While most political pundits have been focusing on the federal elections and whether or not the Democrats can retain both the House and the Senate, New York State politics are also heating up.

Statewide, there are battles for the governor’s mansion, attorney general and state comptroller. And the Democrats would like to increase their slim, two-seat majority in the State Senate, and the Republicans want to take back the body they controlled for more than 40 years.

The stakes are high.

Election Day 2010 may shape the next decade-plus of city and state politics for better or worse. The AmNews highlighted some of the more important races and what they mean to our communities in New York City and throughout the state.

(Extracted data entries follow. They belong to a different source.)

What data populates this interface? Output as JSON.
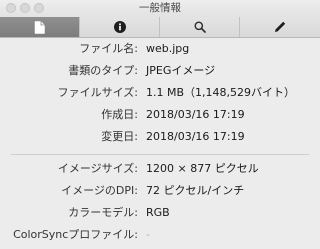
{
  "window": {
    "title": "一般情報"
  },
  "toolbar": {
    "tabs": [
      {
        "icon": "document-icon",
        "active": true
      },
      {
        "icon": "info-icon",
        "active": false
      },
      {
        "icon": "search-icon",
        "active": false
      },
      {
        "icon": "pencil-icon",
        "active": false
      }
    ]
  },
  "info": {
    "file_name": {
      "label": "ファイル名:",
      "value": "web.jpg"
    },
    "doc_type": {
      "label": "書類のタイプ:",
      "value": "JPEGイメージ"
    },
    "file_size": {
      "label": "ファイルサイズ:",
      "value": "1.1 MB（1,148,529バイト）"
    },
    "created": {
      "label": "作成日:",
      "value": "2018/03/16 17:19"
    },
    "modified": {
      "label": "変更日:",
      "value": "2018/03/16 17:19"
    },
    "image_size": {
      "label": "イメージサイズ:",
      "value": "1200 × 877 ピクセル"
    },
    "image_dpi": {
      "label": "イメージのDPI:",
      "value": "72 ピクセル/インチ"
    },
    "color_model": {
      "label": "カラーモデル:",
      "value": "RGB"
    },
    "colorsync_profile": {
      "label": "ColorSyncプロファイル:",
      "value": "-"
    }
  }
}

The gloves have been thrown in the gubernatorial election between the Democratic and Independent Party candidate, state Attorney General Andrew Cuomo, and the Republican candidate, former Long Island Congressman Rick Lazio. Cuomo chose Rochester Mayor and former Police Chief Robert Duffy as his running mate for lieutenant governor, while Lazio has chosen Greg Edwards.

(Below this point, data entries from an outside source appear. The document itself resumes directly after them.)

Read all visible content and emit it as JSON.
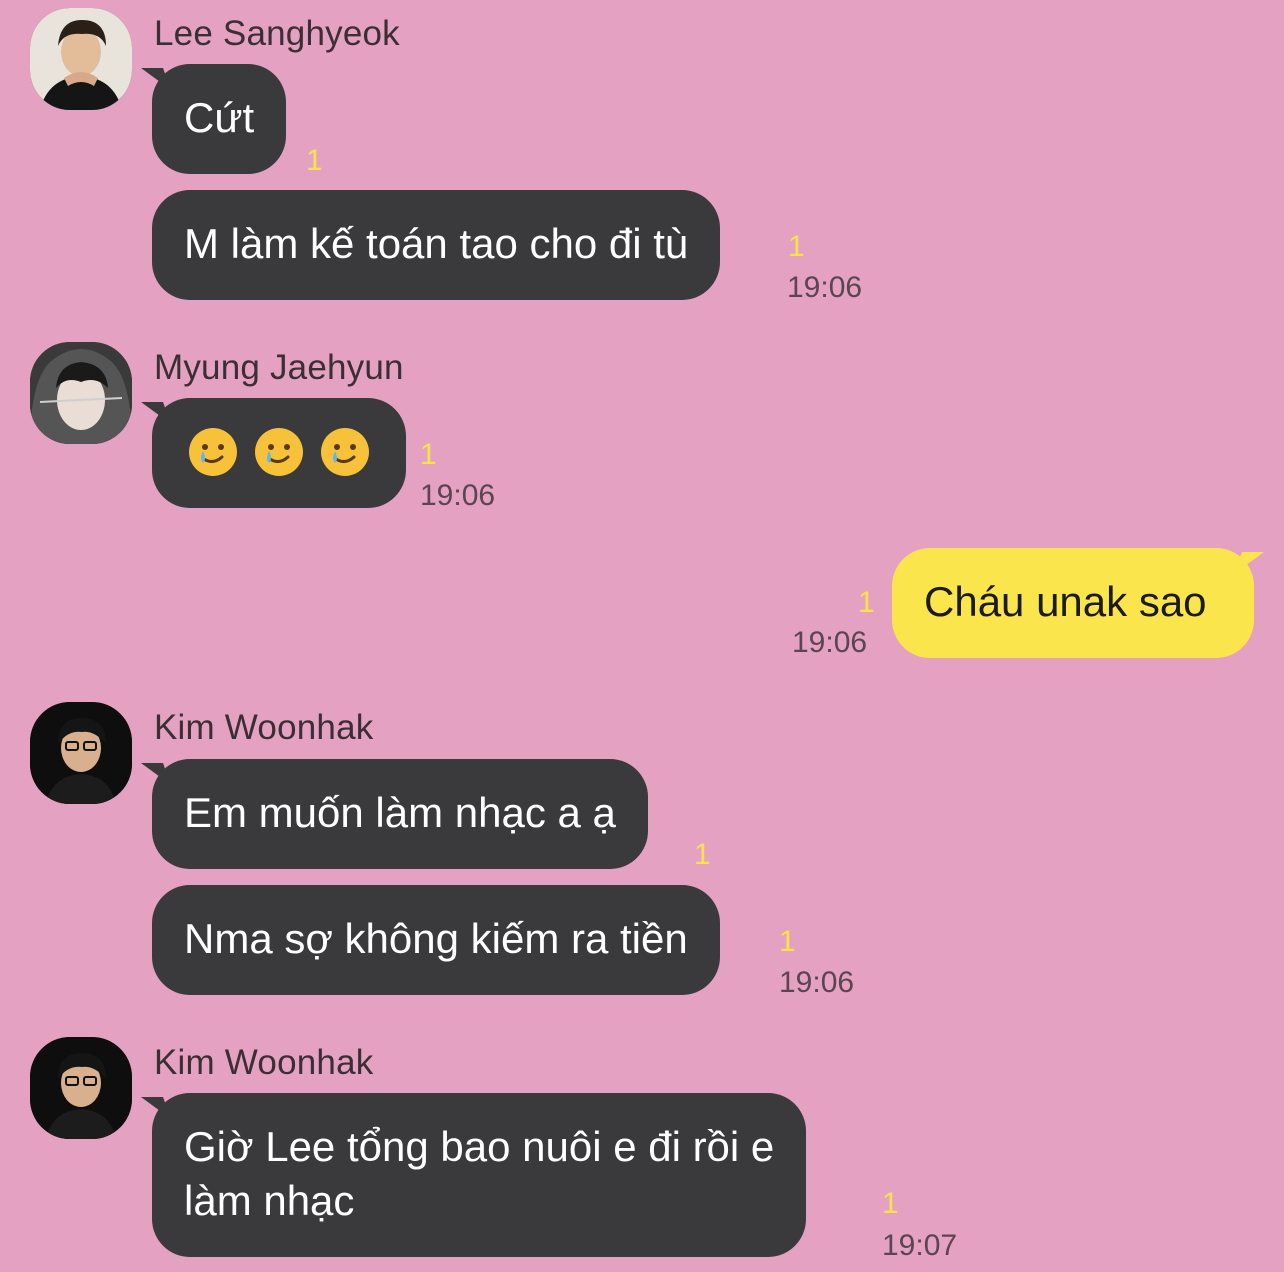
{
  "messages": [
    {
      "sender": "Lee Sanghyeok",
      "text": "Cứt",
      "unread": "1"
    },
    {
      "text": "M làm kế toán tao cho đi tù",
      "unread": "1",
      "time": "19:06"
    },
    {
      "sender": "Myung Jaehyun",
      "emoji": [
        "smiling-face-with-tear",
        "smiling-face-with-tear",
        "smiling-face-with-tear"
      ],
      "unread": "1",
      "time": "19:06"
    },
    {
      "self": true,
      "text": "Cháu unak sao",
      "unread": "1",
      "time": "19:06"
    },
    {
      "sender": "Kim Woonhak",
      "text": "Em muốn làm nhạc a ạ",
      "unread": "1"
    },
    {
      "text": "Nma sợ không kiếm ra tiền",
      "unread": "1",
      "time": "19:06"
    },
    {
      "sender": "Kim Woonhak",
      "text_lines": [
        "Giờ Lee tổng bao nuôi e đi rồi e",
        "làm nhạc"
      ],
      "unread": "1",
      "time": "19:07"
    }
  ],
  "colors": {
    "background": "#e5a1c1",
    "incoming_bubble": "#3a3a3c",
    "outgoing_bubble": "#fbe54d",
    "unread_count": "#f8e44a"
  }
}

With hopes to follow his father, former Gov. Anthony Cuomo, polls indicate that Cuomo is beating all Republican challengers interested in running for the seat. Waiting until late May to make his announcement to run, Cuomo previously served as secretary of housing and urban development under former President Bill Clinton’s administration. He ran unsuccessfully in 2002 against former State Comptroller Carl McCall.

New York City Councilman Charles Barron also plans to be on the governor’s ballot for the fall under the Freedom Party banner.

New York County Leader Assemblyman Keith Wright said that Democrats are still cleaning up problems in the state after 12 years of Pataki rule and more than 40 years of Republican control of the Senate.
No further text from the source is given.